Squats: Squats are a great way to strengthen the quadriceps, hamstrings, and glutes. To do a squat, stand with your feet shoulder-width apart and lower your body down until your thighs are parallel to the ground. Make sure to keep your back straight and your core engaged.
Lunges: Lunges are another great exercise for strengthening the legs. To do a lunge, step forward with one leg and lower your body down until both knees are bent at a 90-degree angle. Make sure to keep your back straight and your front knee does not go past your toes.
Calf raises: Calf raises are a great way to strengthen the muscles in the back of your lower legs. To do a calf raise, stand with your feet shoulder-width apart and raise your heels off the ground as high as you can. Hold for a few seconds, then lower your heels back down to the ground.
Planks: Planks are a great way to strengthen the core muscles, which are important for good posture and balance. To do a plank, start in a push-up position with your forearms on the ground and your body in a straight line from your head to your heels. Hold this position for as long as you can.
Bird dog: The bird dog is a great exercise for strengthening the core and lower back. To do a bird dog, start on your hands and knees with your back straight.
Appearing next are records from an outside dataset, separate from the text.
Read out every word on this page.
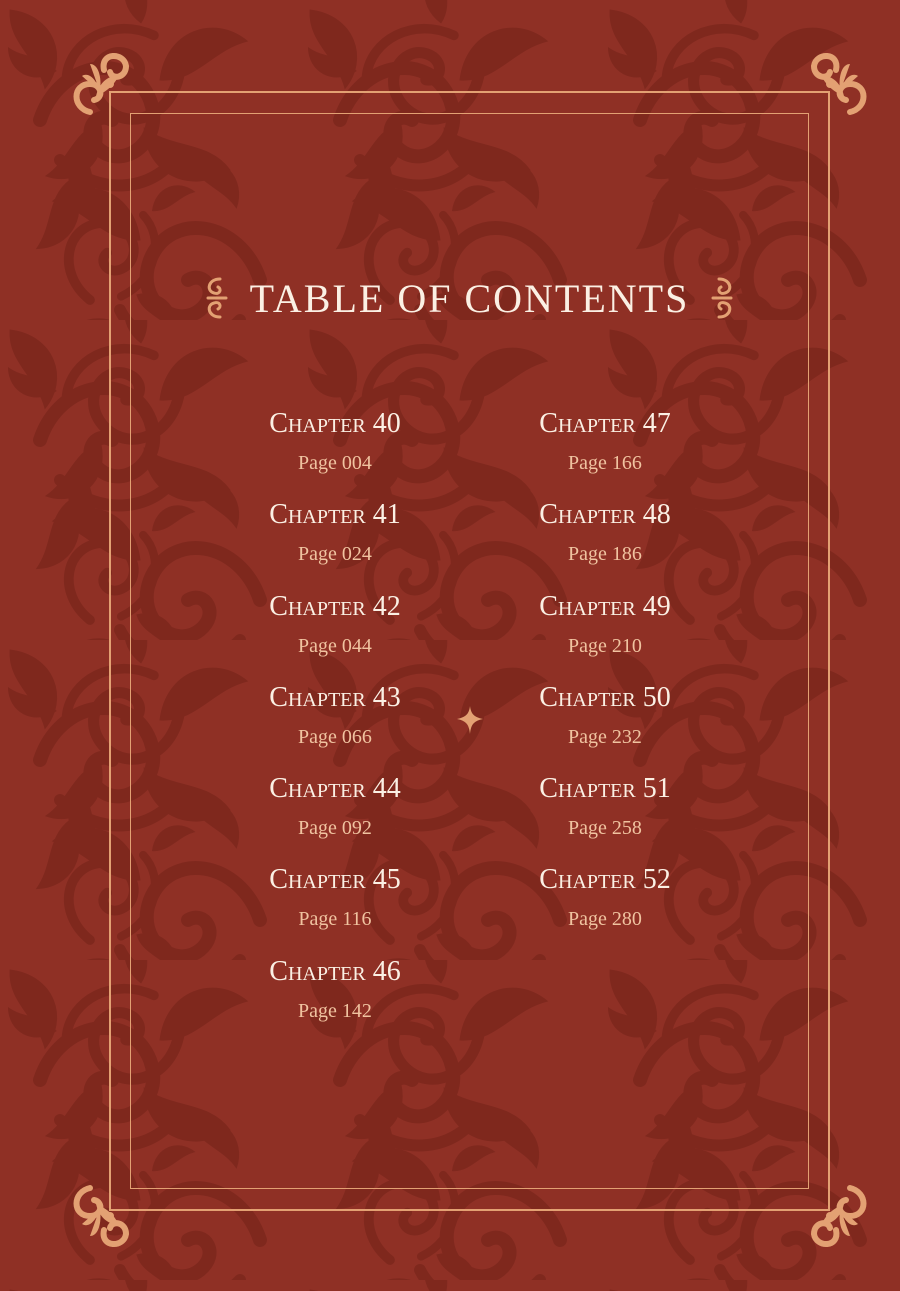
TABLE OF CONTENTS
Chapter 40
Page 004
Chapter 41
Page 024
Chapter 42
Page 044
Chapter 43
Page 066
Chapter 44
Page 092
Chapter 45
Page 116
Chapter 46
Page 142
Chapter 47
Page 166
Chapter 48
Page 186
Chapter 49
Page 210
Chapter 50
Page 232
Chapter 51
Page 258
Chapter 52
Page 280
Extend one arm and the opposite leg out in front of you, keeping your body in a straight line. Hold for a few seconds, then return to the starting position. Repeat with the opposite arm and leg.
These are just a few of the many exercises that can help strengthen the muscles used in walking. By incorporating these exercises into your regular routine, you can improve your walking fitness and reduce your risk of injury.